Sur Internet, le silence des femmes vaut consentement
En France, depuis novembre 2025, le silence ou l’absence de résistance d’une victime ne peuvent plus être invoqués pour disculper son agresseur. La loi est désormais claire : sans consentement, il y a viol. L’Espagne avait ouvert cette voie dès 2022 avec sa loi « Solo sí es sí ».
Fin avril 2026, le Parlement européen a invité la Commission européenne à proposer une législation établissant une définition commune du viol au sein de l’UE, fondée sur le principe d’absence de consentement. Ce tournant historique inscrit enfin dans la loi ce que les victimes, mouvements féministes et experts en droit défendaient depuis des années : le corps des femmes n’est jamais acquis, jamais dû. Cependant, la dimension numérique vient remettre en question cette avancée, notamment face aux violences les plus graves.
Des images intimes diffusées sans accord
Dans les espaces numériques, le corps des femmes est souvent perçu comme disponible et exploitable. Une enquête de CNN publiée en avril 2026 a révélé l’existence de réseaux sur la messagerie Telegram où des milliers d’utilisateurs échangent des contenus et des conseils relatifs à la soumission chimique et aux violences sexuelles.
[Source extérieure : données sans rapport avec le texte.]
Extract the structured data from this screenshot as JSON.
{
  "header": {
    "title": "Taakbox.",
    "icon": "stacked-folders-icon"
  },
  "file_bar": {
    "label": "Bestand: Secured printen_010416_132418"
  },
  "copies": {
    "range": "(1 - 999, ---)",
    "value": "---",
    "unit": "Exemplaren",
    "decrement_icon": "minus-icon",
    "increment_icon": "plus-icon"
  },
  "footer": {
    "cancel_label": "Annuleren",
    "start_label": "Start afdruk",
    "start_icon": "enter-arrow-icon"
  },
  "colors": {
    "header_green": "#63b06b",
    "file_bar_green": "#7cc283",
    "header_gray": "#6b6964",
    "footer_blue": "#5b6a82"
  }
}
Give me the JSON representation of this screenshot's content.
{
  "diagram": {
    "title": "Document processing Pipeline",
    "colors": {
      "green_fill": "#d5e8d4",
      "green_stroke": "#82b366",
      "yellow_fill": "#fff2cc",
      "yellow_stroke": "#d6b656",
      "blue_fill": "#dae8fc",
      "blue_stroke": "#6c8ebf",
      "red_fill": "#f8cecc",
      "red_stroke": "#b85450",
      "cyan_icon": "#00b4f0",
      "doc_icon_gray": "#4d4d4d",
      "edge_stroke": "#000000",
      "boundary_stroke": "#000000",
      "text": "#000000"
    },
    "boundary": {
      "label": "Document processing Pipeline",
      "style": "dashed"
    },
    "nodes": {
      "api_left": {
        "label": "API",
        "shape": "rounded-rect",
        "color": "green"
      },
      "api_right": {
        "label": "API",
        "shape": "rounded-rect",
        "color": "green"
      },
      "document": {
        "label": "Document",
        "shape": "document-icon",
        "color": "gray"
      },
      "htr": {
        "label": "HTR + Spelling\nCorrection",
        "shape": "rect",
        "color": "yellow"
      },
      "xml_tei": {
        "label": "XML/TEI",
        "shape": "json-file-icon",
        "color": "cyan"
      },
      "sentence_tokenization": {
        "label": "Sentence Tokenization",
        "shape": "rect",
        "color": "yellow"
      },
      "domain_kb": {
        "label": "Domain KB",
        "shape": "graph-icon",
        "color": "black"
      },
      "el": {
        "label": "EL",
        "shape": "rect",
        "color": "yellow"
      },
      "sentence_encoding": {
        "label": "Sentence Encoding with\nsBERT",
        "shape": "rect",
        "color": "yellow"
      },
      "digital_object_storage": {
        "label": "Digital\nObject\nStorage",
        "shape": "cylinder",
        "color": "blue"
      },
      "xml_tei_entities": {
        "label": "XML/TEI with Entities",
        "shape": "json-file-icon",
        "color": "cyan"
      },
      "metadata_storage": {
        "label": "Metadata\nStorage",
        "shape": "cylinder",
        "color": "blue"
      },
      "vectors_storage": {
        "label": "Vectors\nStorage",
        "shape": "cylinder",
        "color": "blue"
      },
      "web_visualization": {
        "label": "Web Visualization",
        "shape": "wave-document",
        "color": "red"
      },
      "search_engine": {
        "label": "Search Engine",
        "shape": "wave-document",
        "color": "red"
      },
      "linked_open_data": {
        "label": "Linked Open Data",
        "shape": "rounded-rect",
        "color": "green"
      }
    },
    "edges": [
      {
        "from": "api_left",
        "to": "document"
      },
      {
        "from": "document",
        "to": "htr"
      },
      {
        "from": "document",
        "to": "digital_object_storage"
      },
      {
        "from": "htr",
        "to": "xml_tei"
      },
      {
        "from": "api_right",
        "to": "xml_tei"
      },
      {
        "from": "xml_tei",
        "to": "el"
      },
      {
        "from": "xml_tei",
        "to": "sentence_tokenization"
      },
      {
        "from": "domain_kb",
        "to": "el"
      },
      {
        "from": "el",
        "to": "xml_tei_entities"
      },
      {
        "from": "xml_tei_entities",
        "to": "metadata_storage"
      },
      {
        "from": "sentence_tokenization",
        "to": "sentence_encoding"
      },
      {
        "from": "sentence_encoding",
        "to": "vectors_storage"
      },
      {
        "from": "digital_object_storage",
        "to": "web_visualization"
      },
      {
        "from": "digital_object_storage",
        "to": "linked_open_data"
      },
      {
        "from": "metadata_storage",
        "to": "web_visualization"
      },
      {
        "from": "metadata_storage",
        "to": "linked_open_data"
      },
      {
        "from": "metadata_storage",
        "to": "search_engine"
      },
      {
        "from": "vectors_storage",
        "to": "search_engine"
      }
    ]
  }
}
Des milliers de femmes voient leurs images intimes diffusées sans leur accord, alors que des outils d’intelligence artificielle comme Grok de xAI permettent de sexualiser une photo en un prompt, transformant chaque femme en cible potentielle.
Le 7 mai 2026, le Parlement européen et le Conseil ont atteint un accord pour interdire les systèmes de « nudification » par IA. Bien que cette avancée soit significative, elle ne saurait suffire à elle seule.
Quand la pornographie dicte ses règles
La pornographie, industrie aux profits colossaux, a imposé ses codes depuis les débuts de l’ère numérique. Le rapport sur la pornocriminalité du Haut Conseil à l’égalité souligne que la violence et la domination masculine y constituent la norme. La banalisation des contenus pornographiques a ainsi érigé une présomption implicite de consentement, où toute représentation d’un acte sexuel serait a priori légale, rendant le corps des femmes systématiquement disponible.
Ces contenus font aujourd’hui l’objet d’une régulation principalement pensée sous le prisme de la protection de l’enfance. Entre 2024 et 2025, l’Arcom a ciblé plus d’une dizaine de sites pornographiques pour non-respect de leurs obligations de vérification de l’âge, dans un contexte où près de 2,3 millions de mineurs français y accédaient chaque mois.
Simulations de viols
Cette approche de la régulation est réductrice, car elle néglige la protection des femmes et ouvre la voie à d’autres dérives. Les simulations de viols, autorisées en France lorsqu’elles sont accompagnées d’un message d’avertissement, constituent une aberration légale en tant qu’apologie d’un crime toléré par la loi. Dans ce contexte, l’ouverture attendue en 2026 du procès French Bukkake met en lumière des faits d’exploitation sexuelle dans l’industrie pornographique impliquant de nombreuses victimes.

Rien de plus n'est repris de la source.